American geophysicist

Mark D. Zoback is an American geophysicist and emeritus faculty at Stanford University. Zoback is the author of numerous technical publications and the textbook Reservoir Geomechanics. first published in 2007 and the textbook Unconventional Reservoir Geomechanics (with Arjun Kohli) published in 2019.

== Career ==
Zoback is the Benjamin M. Page Professor of Geophysics, Emeritus at Stanford University, where he was also the Director of the Stanford Natural Gas Initiative and Co-Director of the Stanford Center for Induced and Triggered Seismicity and the Stanford Center for Carbon Storage and a Senior Fellow in the Precourt Institute for Energy.  Zoback conducts research on in situ stress, fault mechanics, and reservoir geomechanics with an emphasis on shale gas, tight gas and tight oil production as well as CO_{2} sequestration. Zoback served on the Secretary of Energy Subcommittee on shale gas development and the National Academy of Engineering Committee that investigated the Deepwater Horizon accident. He is the author of two textbooks and the author/co-author of approximately 400 technical papers. His most recent book, Unconventional Reservoir Geomechanics, was written with Arjun Kohli, and published in 2019 by Cambridge University Press.  His online course, Reservoir Geomechanics, has been taken by over 30,000 people around the world. Zoback has received awards and honors including election to the U.S. National Academy of Engineering in 2011. He was awarded an Einstein Chair Professorship of the Chinese Academy of Sciences in 2013 and received the Robert R. Berg Outstanding Research Award of the AAPG in 2015. He was the 2020 chair of the Society of Petroleum Engineers Technical Committee on Carbon Capture, Utilization and Storage and 2021 Honorary Lecturer for the Society of Exploration Geophysicists.
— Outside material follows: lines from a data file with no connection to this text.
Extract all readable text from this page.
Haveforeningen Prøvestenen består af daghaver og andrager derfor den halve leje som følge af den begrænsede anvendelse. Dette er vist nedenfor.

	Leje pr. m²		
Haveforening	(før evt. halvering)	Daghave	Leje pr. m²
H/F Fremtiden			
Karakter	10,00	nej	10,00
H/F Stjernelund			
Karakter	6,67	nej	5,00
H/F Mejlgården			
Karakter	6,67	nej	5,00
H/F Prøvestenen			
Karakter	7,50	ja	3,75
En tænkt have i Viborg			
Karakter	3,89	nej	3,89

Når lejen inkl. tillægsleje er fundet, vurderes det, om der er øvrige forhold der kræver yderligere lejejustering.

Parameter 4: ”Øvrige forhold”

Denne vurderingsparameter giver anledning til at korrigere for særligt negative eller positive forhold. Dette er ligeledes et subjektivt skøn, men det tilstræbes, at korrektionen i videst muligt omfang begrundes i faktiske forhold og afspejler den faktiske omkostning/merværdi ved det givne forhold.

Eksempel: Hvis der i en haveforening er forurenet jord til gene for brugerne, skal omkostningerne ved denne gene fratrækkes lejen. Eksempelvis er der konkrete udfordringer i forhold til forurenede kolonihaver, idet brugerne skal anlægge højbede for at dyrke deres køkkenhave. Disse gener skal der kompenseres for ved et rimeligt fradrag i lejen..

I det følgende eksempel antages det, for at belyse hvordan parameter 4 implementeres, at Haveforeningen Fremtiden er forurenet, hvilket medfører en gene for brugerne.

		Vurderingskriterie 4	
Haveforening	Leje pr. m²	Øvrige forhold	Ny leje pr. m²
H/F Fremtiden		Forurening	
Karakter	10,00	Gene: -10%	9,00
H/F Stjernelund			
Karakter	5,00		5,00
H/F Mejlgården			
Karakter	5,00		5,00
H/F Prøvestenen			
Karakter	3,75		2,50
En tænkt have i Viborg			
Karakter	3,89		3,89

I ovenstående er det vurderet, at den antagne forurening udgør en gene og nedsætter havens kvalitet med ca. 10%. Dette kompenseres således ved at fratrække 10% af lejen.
In 2023, he was selected as a Hagler Distinguished Lecturer at Texas A&M University. In 2024 he was awarded the Rolf Emmermann medal of the German Research Centre for Geosciences and the Maurice Ewing Medal, the highest honor of the Society of Exploration Geophysicists. In 2025 he was named the Alumni of the Year by the College of Science of the University of Arizona. He is currently Chief Scientist and Working Equity Partner for Azimuth Capital, and a senior advisor for ResFrac Corporation, GeoTomo and PetroAI.

== Personal life ==
He is married to the American geophysicist Mary Lou Zoback. They two children and four granddaughters. They live on the Stanford University campus.